Predictions for 2021 were shared and interestingly they are not all the same!
Steve Cain offered an analogy that many understand. “Whether in a doctor’s office or health care facility, we often see a pain scale or are asked on a scale of one to 10, where is your pain level. Encourage clients not to wait until their pain level is at an eight, nine, or 10!”

Our advice to advisors is much the same. Don’t wait until your pain level is at an eight, nine, or 10. For a more in-depth understanding of where these leading insurers are spending their energy to help you grow your business, go to lecp.naifa.org and click the pop-up ON DEMAND IMPACT WEEK: LONG TERM CARE under the Events tab. Access is free of charge.


  1. McKnights Senior Living – January 8, 2021, “Pandemic drives senior living occupancy to record lows”. Lois A. Bowers.
  2. Jesse Slome, American Association of Long Term Care Insurance Study, AALTCI—November 2020.

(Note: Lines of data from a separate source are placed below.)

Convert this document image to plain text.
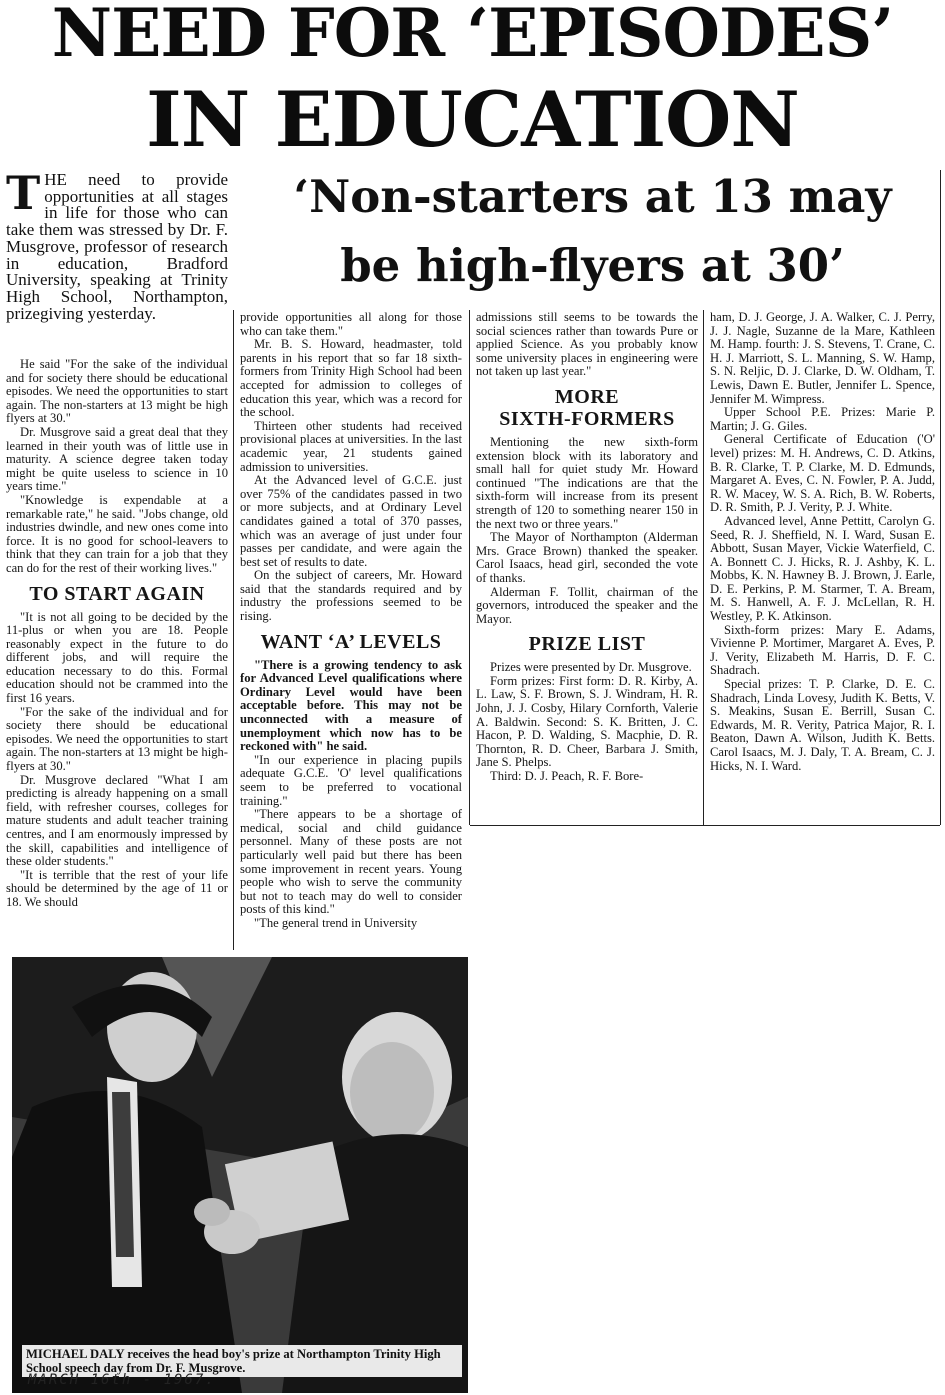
NEED FOR ‘EPISODES’
IN EDUCATION
‘Non-starters at 13 may
be high-flyers at 30’
THE need to provide opportunities at all stages in life for those who can take them was stressed by Dr. F. Musgrove, professor of research in education, Bradford University, speaking at Trinity High School, Northampton, prizegiving yesterday.

He said "For the sake of the individual and for society there should be educational episodes. We need the opportunities to start again. The non-starters at 13 might be high flyers at 30."

Dr. Musgrove said a great deal that they learned in their youth was of little use in maturity. A science degree taken today might be quite useless to science in 10 years time."

"Knowledge is expendable at a remarkable rate," he said. "Jobs change, old industries dwindle, and new ones come into force. It is no good for school-leavers to think that they can train for a job that they can do for the rest of their working lives."

TO START AGAIN

"It is not all going to be decided by the 11-plus or when you are 18. People reasonably expect in the future to do different jobs, and will require the education necessary to do this. Formal education should not be crammed into the first 16 years.

"For the sake of the individual and for society there should be educational episodes. We need the opportunities to start again. The non-starters at 13 might be high-flyers at 30."

Dr. Musgrove declared "What I am predicting is already happening on a small field, with refresher courses, colleges for mature students and adult teacher training centres, and I am enormously impressed by the skill, capabilities and intelligence of these older students."

"It is terrible that the rest of your life should be determined by the age of 11 or 18. We should

provide opportunities all along for those who can take them."

Mr. B. S. Howard, headmaster, told parents in his report that so far 18 sixth-formers from Trinity High School had been accepted for admission to colleges of education this year, which was a record for the school.

Thirteen other students had received provisional places at universities. In the last academic year, 21 students gained admission to universities.

At the Advanced level of G.C.E. just over 75% of the candidates passed in two or more subjects, and at Ordinary Level candidates gained a total of 370 passes, which was an average of just under four passes per candidate, and were again the best set of results to date.

On the subject of careers, Mr. Howard said that the standards required and by industry the professions seemed to be rising.

WANT ‘A’ LEVELS

"There is a growing tendency to ask for Advanced Level qualifications where Ordinary Level would have been acceptable before. This may not be unconnected with a measure of unemployment which now has to be reckoned with" he said.

"In our experience in placing pupils adequate G.C.E. 'O' level qualifications seem to be preferred to vocational training."

"There appears to be a shortage of medical, social and child guidance personnel. Many of these posts are not particularly well paid but there has been some improvement in recent years. Young people who wish to serve the community but not to teach may do well to consider posts of this kind."

"The general trend in University

admissions still seems to be towards the social sciences rather than towards Pure or applied Science. As you probably know some university places in engineering were not taken up last year."

MORE
SIXTH-FORMERS

Mentioning the new sixth-form extension block with its laboratory and small hall for quiet study Mr. Howard continued "The indications are that the sixth-form will increase from its present strength of 120 to something nearer 150 in the next two or three years."

The Mayor of Northampton (Alderman Mrs. Grace Brown) thanked the speaker. Carol Isaacs, head girl, seconded the vote of thanks.

Alderman F. Tollit, chairman of the governors, introduced the speaker and the Mayor.

PRIZE LIST

Prizes were presented by Dr. Musgrove.

Form prizes: First form: D. R. Kirby, A. L. Law, S. F. Brown, S. J. Windram, H. R. John, J. J. Cosby, Hilary Cornforth, Valerie A. Baldwin. Second: S. K. Britten, J. C. Hacon, P. D. Walding, S. Macphie, D. R. Thornton, R. D. Cheer, Barbara J. Smith, Jane S. Phelps.

Third: D. J. Peach, R. F. Bore-

ham, D. J. George, J. A. Walker, C. J. Perry, J. J. Nagle, Suzanne de la Mare, Kathleen M. Hamp. fourth: J. S. Stevens, T. Crane, C. H. J. Marriott, S. L. Manning, S. W. Hamp, S. N. Reljic, D. J. Clarke, D. W. Oldham, T. Lewis, Dawn E. Butler, Jennifer L. Spence, Jennifer M. Wimpress.

Upper School P.E. Prizes: Marie P. Martin; J. G. Giles.

General Certificate of Education ('O' level) prizes: M. H. Andrews, C. D. Atkins, B. R. Clarke, T. P. Clarke, M. D. Edmunds, Margaret A. Eves, C. N. Fowler, P. A. Judd, R. W. Macey, W. S. A. Rich, B. W. Roberts, D. R. Smith, P. J. Verity, P. J. White.

Advanced level, Anne Pettitt, Carolyn G. Seed, R. J. Sheffield, N. I. Ward, Susan E. Abbott, Susan Mayer, Vickie Waterfield, C. A. Bonnett C. J. Hicks, R. J. Ashby, K. L. Mobbs, K. N. Hawney B. J. Brown, J. Earle, D. E. Perkins, P. M. Starmer, T. A. Bream, M. S. Hanwell, A. F. J. McLellan, R. H. Westley, P. K. Atkinson.

Sixth-form prizes: Mary E. Adams, Vivienne P. Mortimer, Margaret A. Eves, P. J. Verity, Elizabeth M. Harris, D. F. C. Shadrach.

Special prizes: T. P. Clarke, D. E. C. Shadrach, Linda Lovesy, Judith K. Betts, V. S. Meakins, Susan E. Berrill, Susan C. Edwards, M. R. Verity, Patrica Major, R. I. Beaton, Dawn A. Wilson, Judith K. Betts. Carol Isaacs, M. J. Daly, T. A. Bream, C. J. Hicks, N. I. Ward.

MICHAEL DALY receives the head boy's prize at Northampton Trinity High School speech day from Dr. F. Musgrove.
MARCH 16th - 1967.
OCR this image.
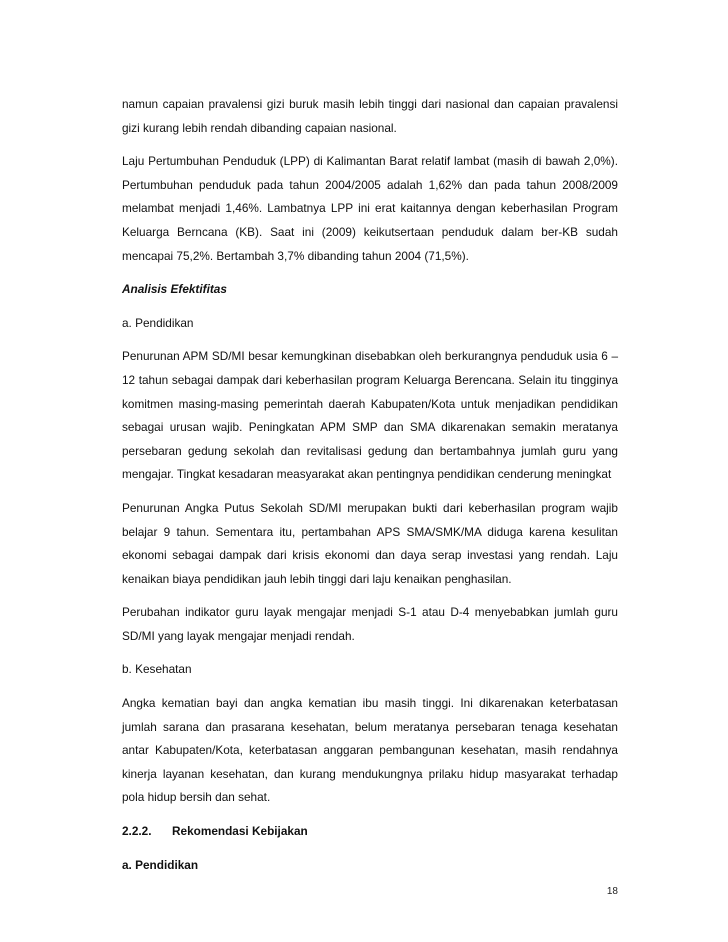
namun capaian pravalensi gizi buruk masih lebih tinggi dari nasional dan capaian pravalensi gizi kurang lebih rendah dibanding capaian nasional.

Laju Pertumbuhan Penduduk (LPP) di Kalimantan Barat relatif lambat (masih di bawah 2,0%). Pertumbuhan penduduk pada tahun 2004/2005 adalah 1,62% dan pada tahun 2008/2009 melambat menjadi 1,46%. Lambatnya LPP ini erat kaitannya dengan keberhasilan Program Keluarga Berncana (KB). Saat ini (2009) keikutsertaan penduduk dalam ber-KB sudah mencapai 75,2%. Bertambah 3,7% dibanding tahun 2004 (71,5%).

Analisis Efektifitas

a. Pendidikan

Penurunan APM SD/MI besar kemungkinan disebabkan oleh berkurangnya penduduk usia 6 – 12 tahun sebagai dampak dari keberhasilan program Keluarga Berencana. Selain itu tingginya komitmen masing-masing pemerintah daerah Kabupaten/Kota untuk menjadikan pendidikan sebagai urusan wajib. Peningkatan APM SMP dan SMA dikarenakan semakin meratanya persebaran gedung sekolah dan revitalisasi gedung dan bertambahnya jumlah guru yang mengajar. Tingkat kesadaran measyarakat akan pentingnya pendidikan cenderung meningkat

Penurunan Angka Putus Sekolah SD/MI merupakan bukti dari keberhasilan program wajib belajar 9 tahun. Sementara itu, pertambahan APS SMA/SMK/MA diduga karena kesulitan ekonomi sebagai dampak dari krisis ekonomi dan daya serap investasi yang rendah. Laju kenaikan biaya pendidikan jauh lebih tinggi dari laju kenaikan penghasilan.

Perubahan indikator guru layak mengajar menjadi S-1 atau D-4 menyebabkan jumlah guru SD/MI yang layak mengajar menjadi rendah.

b. Kesehatan

Angka kematian bayi dan angka kematian ibu masih tinggi. Ini dikarenakan keterbatasan jumlah sarana dan prasarana kesehatan, belum meratanya persebaran tenaga kesehatan antar Kabupaten/Kota, keterbatasan anggaran pembangunan kesehatan, masih rendahnya kinerja layanan kesehatan, dan kurang mendukungnya prilaku hidup masyarakat terhadap pola hidup bersih dan sehat.

2.2.2.	Rekomendasi Kebijakan

a. Pendidikan

18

Carroll S. Golden, CLU, ChFC, LTCP, CASL, FLMI, CLTC, is the executive director of the NAIFA Limited and Extended Care Planning Center (LECP). She has an extensive background in business development, solutions selling, risk management and insurance distribution.

Golden has authored two books, her newest, How Not To Pull Your Family Apart, is designed for consumers to follow a multi-generational family as they use a three-step guide to gain a basic understanding of manageable extended or long term care planning options to discuss with a professional.